- Born: 1941 or 1942 (age 83–84)
- Education: Wharton School University of Pennsylvania Law School New York University School of Law
- Occupations: Sports executive; Attorney;
- Organization: Goldklang Group
- Allegiance: United States
- Branch: United States Army
- Service years: 1968–1969
- Unit: 11th Special Forces Group
- Conflicts: Vietnam War

= Marvin Goldklang =

American baseball executive

Marvin Goldklang is an American businessman. He has been a minority owner of the New York Yankees since 1979 and is the majority owner of the Charleston RiverDogs in the Carolina League. The Goldklang Group has owned and operated Minor League and Independent teams at every classification.

Goldklang grew up in Bayonne, New Jersey and played college baseball for the Penn Quakers. He holds a bachelor's degree from the Wharton School and a LL.B. from the Carey School of Law, both at the University of Pennsylvania, as well as an LL.M. from New York University.

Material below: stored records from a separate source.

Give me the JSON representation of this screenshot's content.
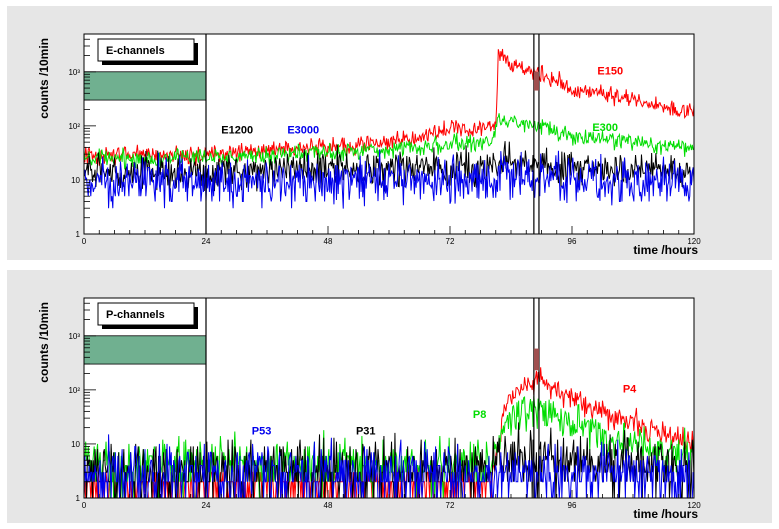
{
  "chart_data": [
    {
      "type": "line",
      "title": "E-channels",
      "xlabel": "time /hours",
      "ylabel": "counts /10min",
      "yscale": "log",
      "xlim": [
        0,
        120
      ],
      "ylim": [
        1,
        5000
      ],
      "xticks": [
        "0",
        "24",
        "48",
        "72",
        "96",
        "120"
      ],
      "yticks": [
        "1",
        "10",
        "10²",
        "10³"
      ],
      "markers": [
        24,
        88.5,
        89.5
      ],
      "shaded_box": {
        "x": [
          0,
          24
        ],
        "y": [
          300,
          1000
        ],
        "color": "#70b090"
      },
      "marker_box": {
        "x": [
          88.5,
          89.5
        ],
        "y": [
          450,
          1000
        ],
        "color": "#a05050"
      },
      "series": [
        {
          "name": "E150",
          "color": "#ff0000",
          "base": [
            [
              0,
              28
            ],
            [
              24,
              30
            ],
            [
              48,
              40
            ],
            [
              60,
              50
            ],
            [
              70,
              80
            ],
            [
              78,
              95
            ],
            [
              81,
              100
            ],
            [
              81.5,
              2200
            ],
            [
              84,
              1500
            ],
            [
              88,
              1000
            ],
            [
              93,
              700
            ],
            [
              96,
              450
            ],
            [
              102,
              400
            ],
            [
              108,
              320
            ],
            [
              114,
              220
            ],
            [
              120,
              180
            ]
          ],
          "noise": 0.08
        },
        {
          "name": "E300",
          "color": "#00dd00",
          "base": [
            [
              0,
              24
            ],
            [
              24,
              26
            ],
            [
              48,
              32
            ],
            [
              60,
              38
            ],
            [
              72,
              45
            ],
            [
              80,
              50
            ],
            [
              81.5,
              140
            ],
            [
              86,
              110
            ],
            [
              90,
              95
            ],
            [
              96,
              60
            ],
            [
              108,
              50
            ],
            [
              120,
              38
            ]
          ],
          "noise": 0.08
        },
        {
          "name": "E1200",
          "color": "#000000",
          "base": [
            [
              0,
              14
            ],
            [
              24,
              14
            ],
            [
              48,
              16
            ],
            [
              72,
              16
            ],
            [
              81,
              16
            ],
            [
              82,
              25
            ],
            [
              86,
              20
            ],
            [
              96,
              16
            ],
            [
              120,
              14
            ]
          ],
          "noise": 0.16
        },
        {
          "name": "E3000",
          "color": "#0000ee",
          "base": [
            [
              0,
              9
            ],
            [
              24,
              9
            ],
            [
              48,
              10
            ],
            [
              72,
              10
            ],
            [
              81,
              10
            ],
            [
              82,
              13
            ],
            [
              90,
              11
            ],
            [
              120,
              9
            ]
          ],
          "noise": 0.22
        }
      ],
      "labels": [
        {
          "text": "E150",
          "color": "#ff0000",
          "x": 101,
          "y": 900
        },
        {
          "text": "E300",
          "color": "#00dd00",
          "x": 100,
          "y": 80
        },
        {
          "text": "E1200",
          "color": "#000000",
          "x": 27,
          "y": 72
        },
        {
          "text": "E3000",
          "color": "#0000ee",
          "x": 40,
          "y": 72
        }
      ]
    },
    {
      "type": "line",
      "title": "P-channels",
      "xlabel": "time /hours",
      "ylabel": "counts /10min",
      "yscale": "log",
      "xlim": [
        0,
        120
      ],
      "ylim": [
        1,
        5000
      ],
      "xticks": [
        "0",
        "24",
        "48",
        "72",
        "96",
        "120"
      ],
      "yticks": [
        "1",
        "10",
        "10²",
        "10³"
      ],
      "markers": [
        24,
        88.5,
        89.5
      ],
      "shaded_box": {
        "x": [
          0,
          24
        ],
        "y": [
          300,
          1000
        ],
        "color": "#70b090"
      },
      "marker_box": {
        "x": [
          88.5,
          89.5
        ],
        "y": [
          230,
          580
        ],
        "color": "#a05050"
      },
      "series": [
        {
          "name": "P4",
          "color": "#ff0000",
          "base": [
            [
              0,
              1.5
            ],
            [
              80,
              2
            ],
            [
              81.5,
              8
            ],
            [
              83,
              60
            ],
            [
              86,
              100
            ],
            [
              88,
              130
            ],
            [
              90,
              150
            ],
            [
              94,
              90
            ],
            [
              100,
              45
            ],
            [
              108,
              25
            ],
            [
              114,
              15
            ],
            [
              120,
              10
            ]
          ],
          "noise": 0.11
        },
        {
          "name": "P8",
          "color": "#00dd00",
          "base": [
            [
              0,
              4
            ],
            [
              80,
              4
            ],
            [
              81.5,
              12
            ],
            [
              84,
              30
            ],
            [
              88,
              50
            ],
            [
              90,
              45
            ],
            [
              96,
              25
            ],
            [
              102,
              15
            ],
            [
              110,
              8
            ],
            [
              120,
              5
            ]
          ],
          "noise": 0.18
        },
        {
          "name": "P31",
          "color": "#000000",
          "base": [
            [
              0,
              3
            ],
            [
              80,
              3
            ],
            [
              81.5,
              6
            ],
            [
              86,
              5
            ],
            [
              120,
              3
            ]
          ],
          "noise": 0.22
        },
        {
          "name": "P53",
          "color": "#0000ee",
          "base": [
            [
              0,
              2.5
            ],
            [
              120,
              2.5
            ]
          ],
          "noise": 0.22
        }
      ],
      "labels": [
        {
          "text": "P4",
          "color": "#ff0000",
          "x": 106,
          "y": 90
        },
        {
          "text": "P8",
          "color": "#00dd00",
          "x": 76.5,
          "y": 30
        },
        {
          "text": "P31",
          "color": "#000000",
          "x": 53.5,
          "y": 15
        },
        {
          "text": "P53",
          "color": "#0000ee",
          "x": 33,
          "y": 15
        }
      ]
    }
  ]
}
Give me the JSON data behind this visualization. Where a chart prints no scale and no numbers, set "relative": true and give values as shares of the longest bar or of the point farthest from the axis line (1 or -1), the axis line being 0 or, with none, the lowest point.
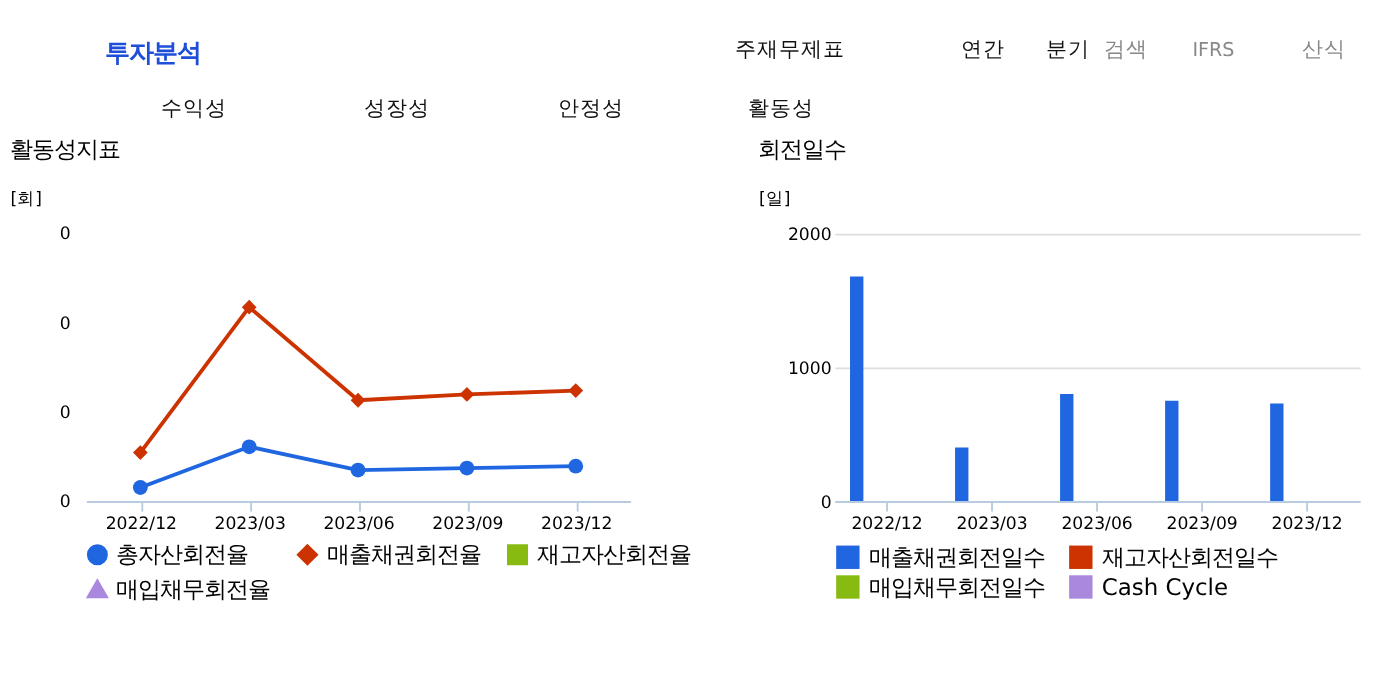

After law school, he briefly joined a New York law firm before serving in the United States Army during the Vietnam War. After returning from the Army, he continued to practice law in New York. In 1974, he was named a partner at the firm, where his work covered corporate tax and investment banking-related matters.

In 1982, Goldklang bought a share of a minor league team in Utica, New York. In 1983, he stopped practicing law to focus on baseball. In 1989, he led investment groups that acquired controlling stakes in minor league teams in four different states. In 1991, he acquired the Erie, Pennsylvania club of the New York–Penn League and relocated them to New York's Hudson Valley where they became the Hudson Valley Renegades.

In the early 1990s, he was a leading figure in establishing the independent Northern League. He became the owner of the St. Paul Saints in that league. He later spearheaded the establishment of the independent American Association of Professional Baseball.

He also previously owned the Fort Myers Miracle, the Minnesota Twins' entry in the Class A Florida State League.

Since 2004, he has been in the South Atlantic League Hall of Fame. He was inducted in the Florida State League Hall of Fame in 2010, the New York–Penn League Hall of Fame in 2018 and was elected to the board of trustees for Minor League Baseball in 2014.